In spite of the tongue-lashing he got last week, Carter did not appear when the committee reconvened Tuesday to take another crack at the fund transfer.
Instead, Carter sent Chief Financial Officer Jeremy Fine to make the virtual case that the money is needed to help retire pension obligation bonds issued in 2008 to shore up a pension fund that supports 18,750 active employees and retirees.
The annual debt service payment is $150 million on bonds that won’t be retired until 2040.
Fine’s rather bureaucratic testimony was preceded by a more impassioned plea from Deborah Lane, secretary-treasurer of the Amalgamated Transit Workers Union Local 241.

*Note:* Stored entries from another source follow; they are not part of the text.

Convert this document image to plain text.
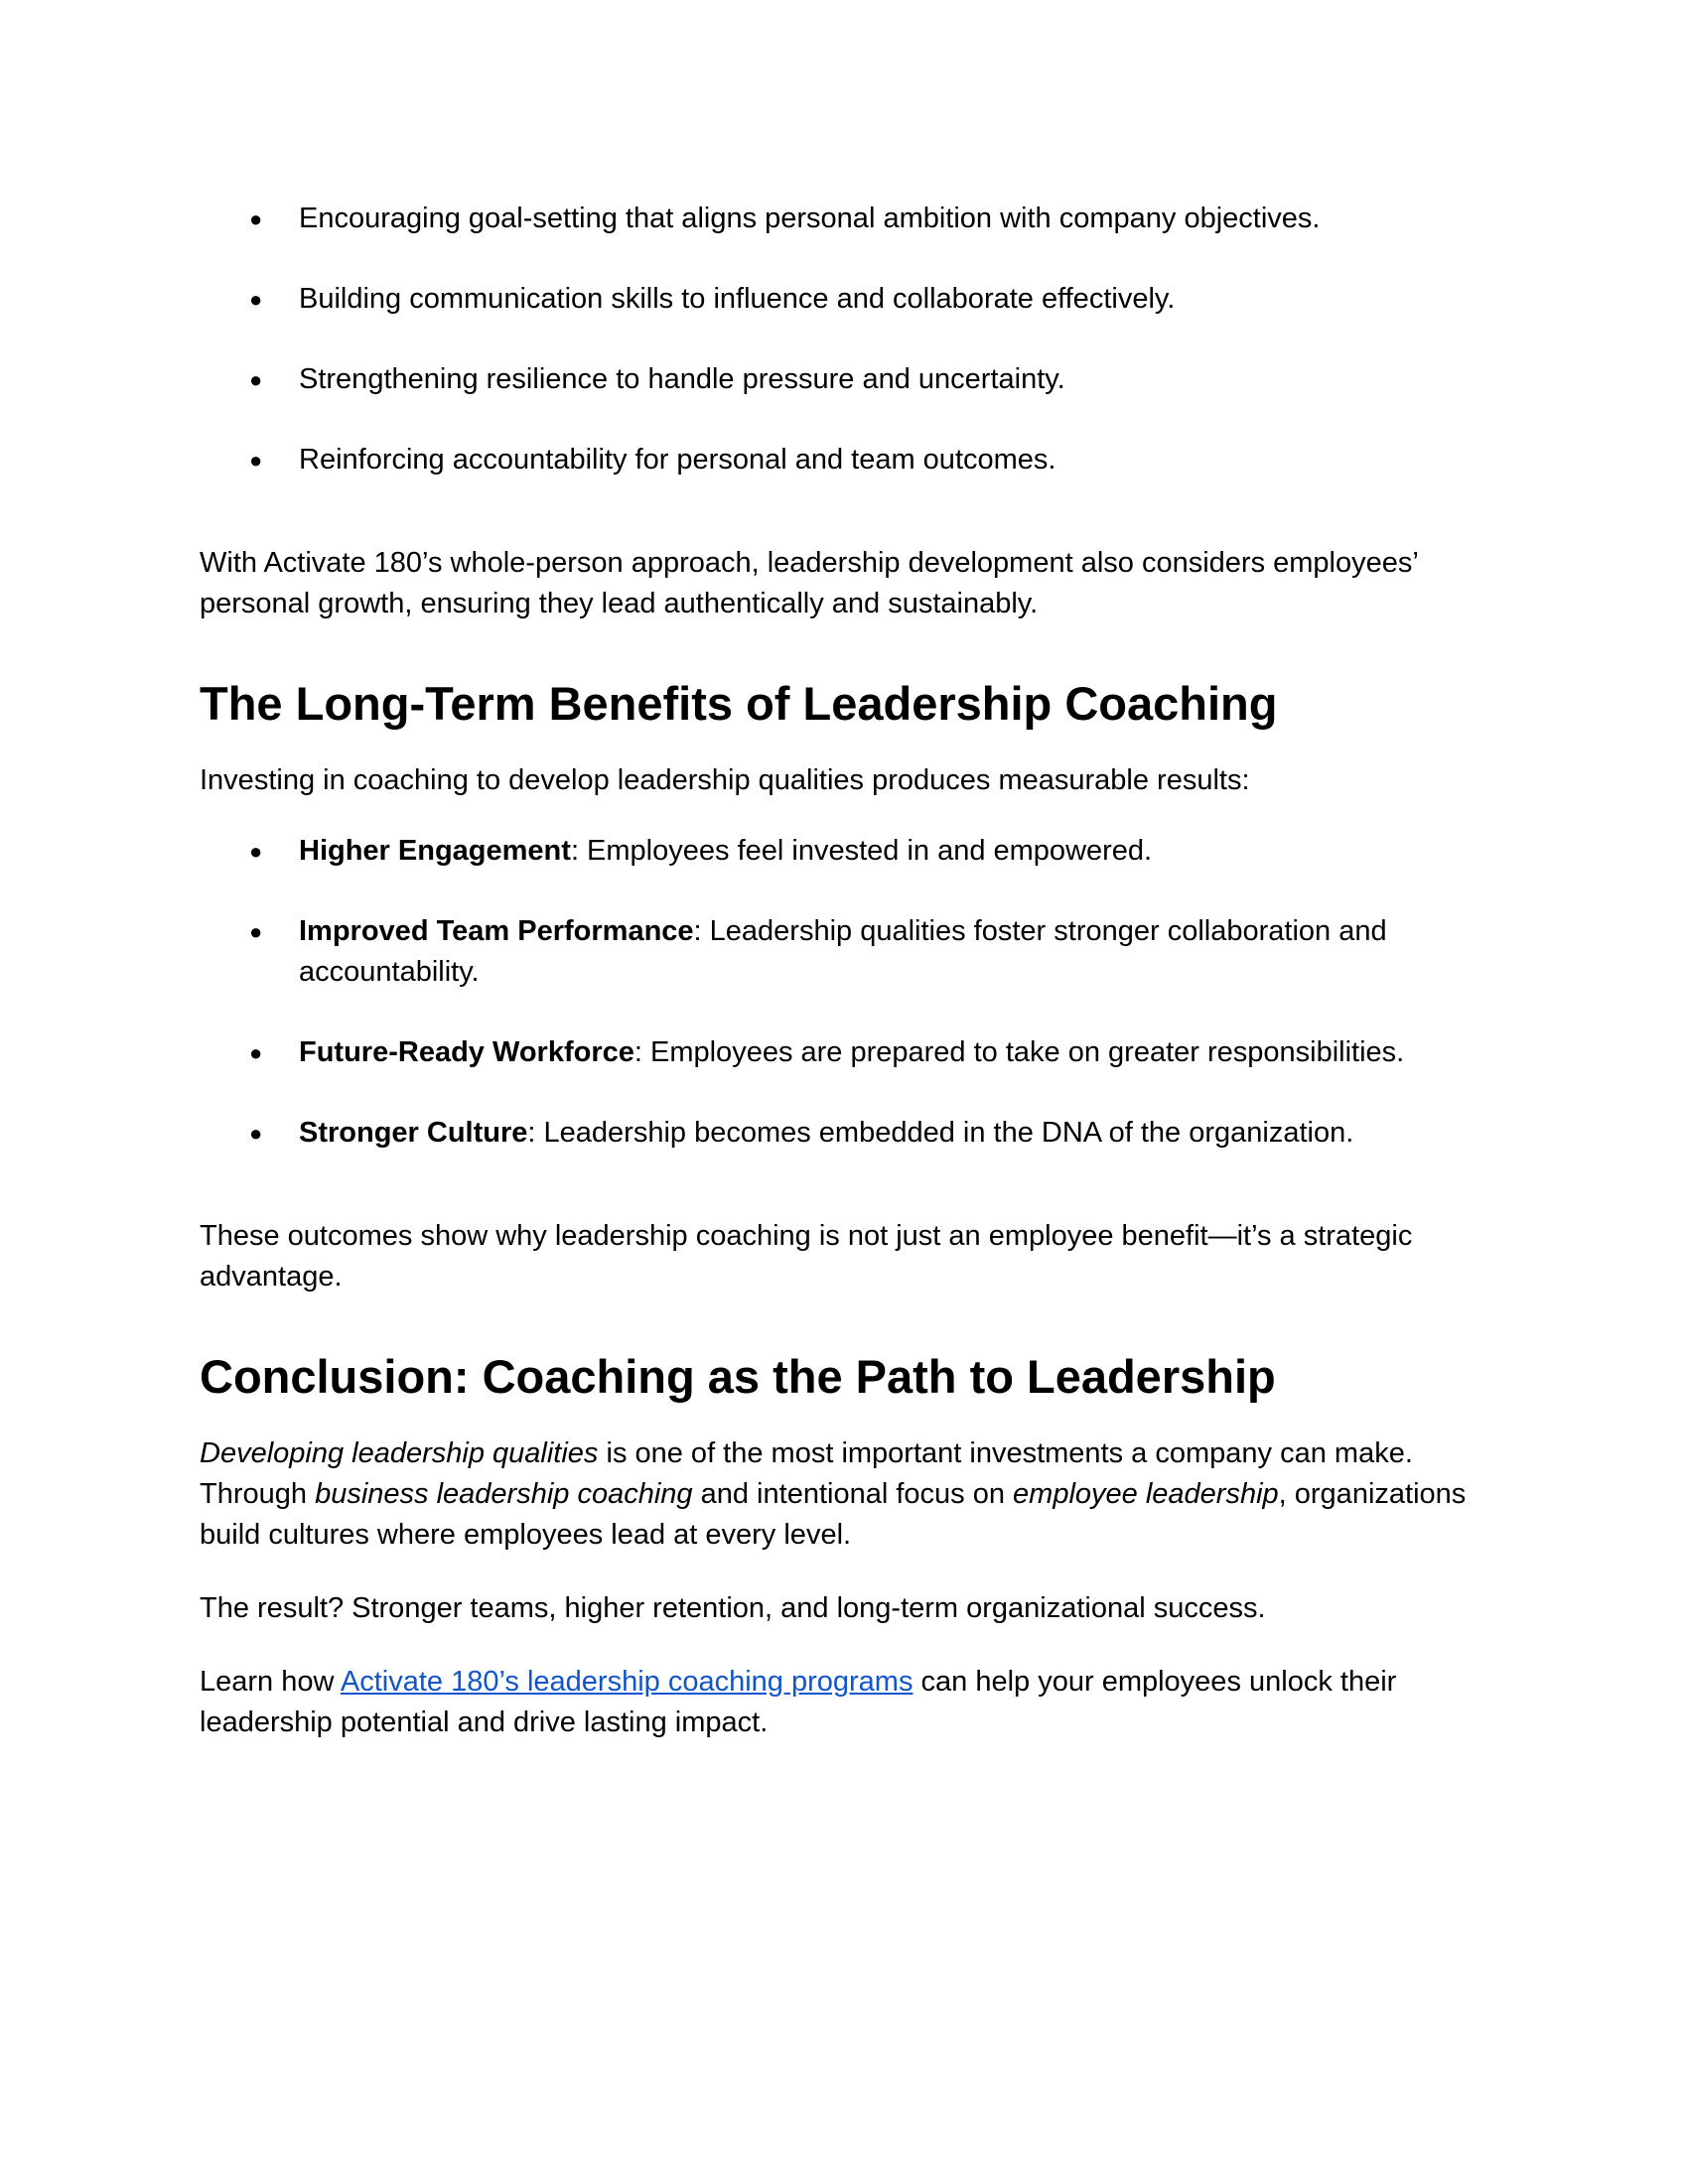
● Encouraging goal-setting that aligns personal ambition with company objectives.
● Building communication skills to influence and collaborate effectively.
● Strengthening resilience to handle pressure and uncertainty.
● Reinforcing accountability for personal and team outcomes.

With Activate 180’s whole-person approach, leadership development also considers employees’ personal growth, ensuring they lead authentically and sustainably.

The Long-Term Benefits of Leadership Coaching

Investing in coaching to develop leadership qualities produces measurable results:

● Higher Engagement: Employees feel invested in and empowered.
● Improved Team Performance: Leadership qualities foster stronger collaboration and accountability.
● Future-Ready Workforce: Employees are prepared to take on greater responsibilities.
● Stronger Culture: Leadership becomes embedded in the DNA of the organization.

These outcomes show why leadership coaching is not just an employee benefit—it’s a strategic advantage.

Conclusion: Coaching as the Path to Leadership

Developing leadership qualities is one of the most important investments a company can make. Through business leadership coaching and intentional focus on employee leadership, organizations build cultures where employees lead at every level.

The result? Stronger teams, higher retention, and long-term organizational success.

Learn how Activate 180’s leadership coaching programs can help your employees unlock their leadership potential and drive lasting impact.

Lane urged the committee to fulfill its statutory obligation to pass the transfer tax windfall through to the CTA or risk piling additional pension payments onto hard-working CTA bus drivers, who already pay 13.24% of their salaries toward their pensions.
“We don’t want our members to keep taking hits on a pension plan that needs to be really, really fixed,” Lane told the Budget Committee.
Committee members were not about to leave CTA employees in the lurch. But before signing off on the fund transfer, they were determined to extract their pound of flesh from the CTA.
“My question is really simple: Where is Mr. Carter?” Black Caucus Chairman Jason Ervin (28th) asked aloud about a CTA president who was recently rewarded with a 33% pay raise — to $350,000 a year.
“I’ve heard from multiple people at CTA above and below him. But, I haven’t heard from him.”
Sam Smith, the CTA’s vice president of legislative affairs, sheepishly responded, “He is not here. We were asked ... to appear to answer questions. ... I did talk to President Carter earlier. He wants to reach back out. There’s a lot of follow-up that we need to do speaking not only to your concerns but other aldermen.”
Ervin stood his ground.
“I don’t think we’ve ever heard from him. ... If the gentleman feels it’s beneath him to come talk with us, then that’s the message that’s being conveyed,” he said.
Ald. George Cardenas (12th), Mayor Lori Lightfoot’s deputy floor leader, said he appreciated the call he got from CTA Board Chair Lester Barclay after last week’s gripe session. But it’s not a replacement for Carter’s testimony.
“I acknowledge the fact that money has to go to the CTA based on statutory requirements. But it’s by no means a thumbs-up on CTA and their management. It’s lacking. There’s a tension. This is not gonna go away,” Cardenas said.
“The next time something comes up on the CTA, I better not get a call from anybody except the CEO of CTA talking about how management is structured and the accountability that must be had from that body.”
Downtown Ald. Brendan Reilly (42nd) said he is “all for” using the embarrassment of transfer tax riches generated by a booming housing market to “stabilize” CTA pensions.
But there is a “fundamental lack of communication” between the CTA and City Council that needs to be fixed.
“This would have been a great opportunity for President Carter to get up here and explain to us what the plan is to improve safety on our transit system — especially our trains,” Reilly said.
“We need to have a broader conversation about the future of the system itself and what we can do short-term to make it safer for its ridership — especially as we’re trying to coax people to come back to work in the Central Business District.”
Before calling for a voice vote on the fund transfer, Dowell told Carter’s minions, “You’ve heard an earful from my colleagues. ... I would recommend that you figure out a way to bring aldermen together to address issues related to the capital budget, your priorities, ridership, safety, how you’re coming out of this recovery.”